Customer Service of Programmers

The news has been full of hearing about the tragedies surrounding the Toyota/Lexus accelerator issues.  I know that for quite a while we’d been hearing about the problem, but since the problem seems to contribute to accidents and fatalities, it’s become not only a PR nightmare but a troubleshooting nightmare.  At first they thought it was the floor mats getting stuck but more recently it seems to be a sensor and accelerator issue.  It makes me thankful that my programming errors and troubleshooting doesn’t have life-threatening qualities to it, but the process we must go through is much the same.

When things happen on one of our websites that we cannot explain or an error shows up, it becomes a tricky bit of troubleshooting.  We don’t know much about the surfing habits or technical levels of those wielding the mouse and keyboard so we assume the worst.  It is therefore my job as a programmer for a website to design my code to work for the lowest of the low, including 15-year old browsers.

At some point, like Google has found recently, you just have to give up and stop supporting such old technology, but we continue to serve our clients the best that we can, and that means making sure they don’t lose that customer just because they’re on an old computer.  That’s why it’s so important to always try to get to the bottom of issues.  If Toyota doesn’t do this, more lives could be lost.
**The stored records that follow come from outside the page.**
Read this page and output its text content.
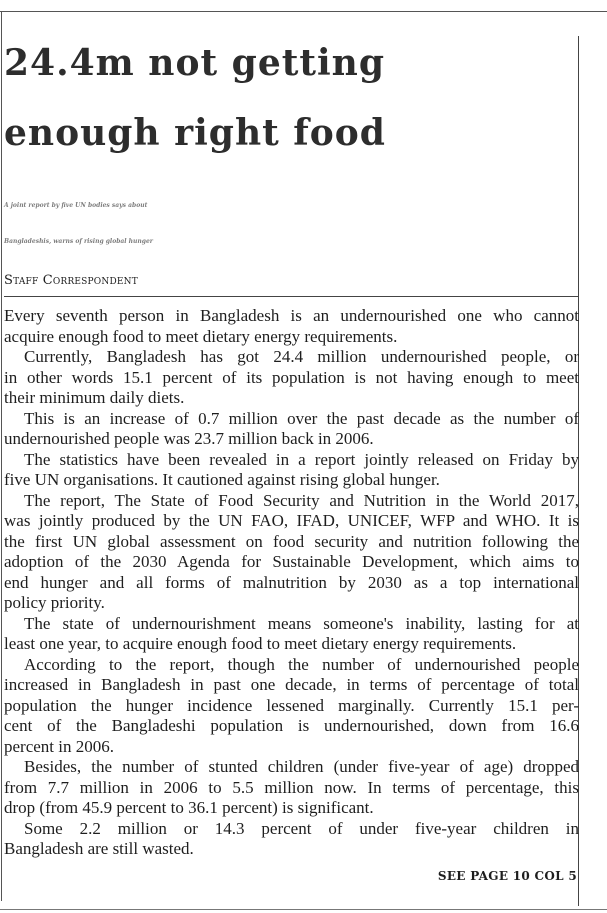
24.4m not getting
enough right food
A joint report by five UN bodies says about
Bangladeshis, warns of rising global hunger
Staff Correspondent
Every seventh person in Bangladesh is an undernourished one who cannot
acquire enough food to meet dietary energy requirements.
Currently, Bangladesh has got 24.4 million undernourished people, or
in other words 15.1 percent of its population is not having enough to meet
their minimum daily diets.
This is an increase of 0.7 million over the past decade as the number of
undernourished people was 23.7 million back in 2006.
The statistics have been revealed in a report jointly released on Friday by
five UN organisations. It cautioned against rising global hunger.
The report, The State of Food Security and Nutrition in the World 2017,
was jointly produced by the UN FAO, IFAD, UNICEF, WFP and WHO. It is
the first UN global assessment on food security and nutrition following the
adoption of the 2030 Agenda for Sustainable Development, which aims to
end hunger and all forms of malnutrition by 2030 as a top international
policy priority.
The state of undernourishment means someone's inability, lasting for at
least one year, to acquire enough food to meet dietary energy requirements.
According to the report, though the number of undernourished people
increased in Bangladesh in past one decade, in terms of percentage of total
population the hunger incidence lessened marginally. Currently 15.1 per-
cent of the Bangladeshi population is undernourished, down from 16.6
percent in 2006.
Besides, the number of stunted children (under five-year of age) dropped
from 7.7 million in 2006 to 5.5 million now. In terms of percentage, this
drop (from 45.9 percent to 36.1 percent) is significant.
Some 2.2 million or 14.3 percent of under five-year children in
Bangladesh are still wasted.
SEE PAGE 10 COL 5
If we don’t do this, more customers could be lost.  Both are tragic in their own way.

As programmers we are the last line of defence for our clients, we have to be sure our code is solid and if there is a problem, we cannot stop until it is fixed.  There is no option of just giving up and saying ‘oh well, we don’t care if you lose customers’.  In the end, that sort of attitude loses customers for us as well – if they don’t have business, they don’t get paid.  If they don’t get paid, we don’t get paid, so it’s always in our best interest to insure our clients, and their clients, are getting the best experience possible.

So we as programmers, even if we aren’t directly customer facing, must always be thinking customer service.  Whether we’re building a medical or healthcare website or something in interactive ecommerce, the end user is the most important user.  Our clients’ needs must be satisfied but in the end if their clients do not know how to navigate the site or can’t use it or just have problems in general, we’ve not done our job properly.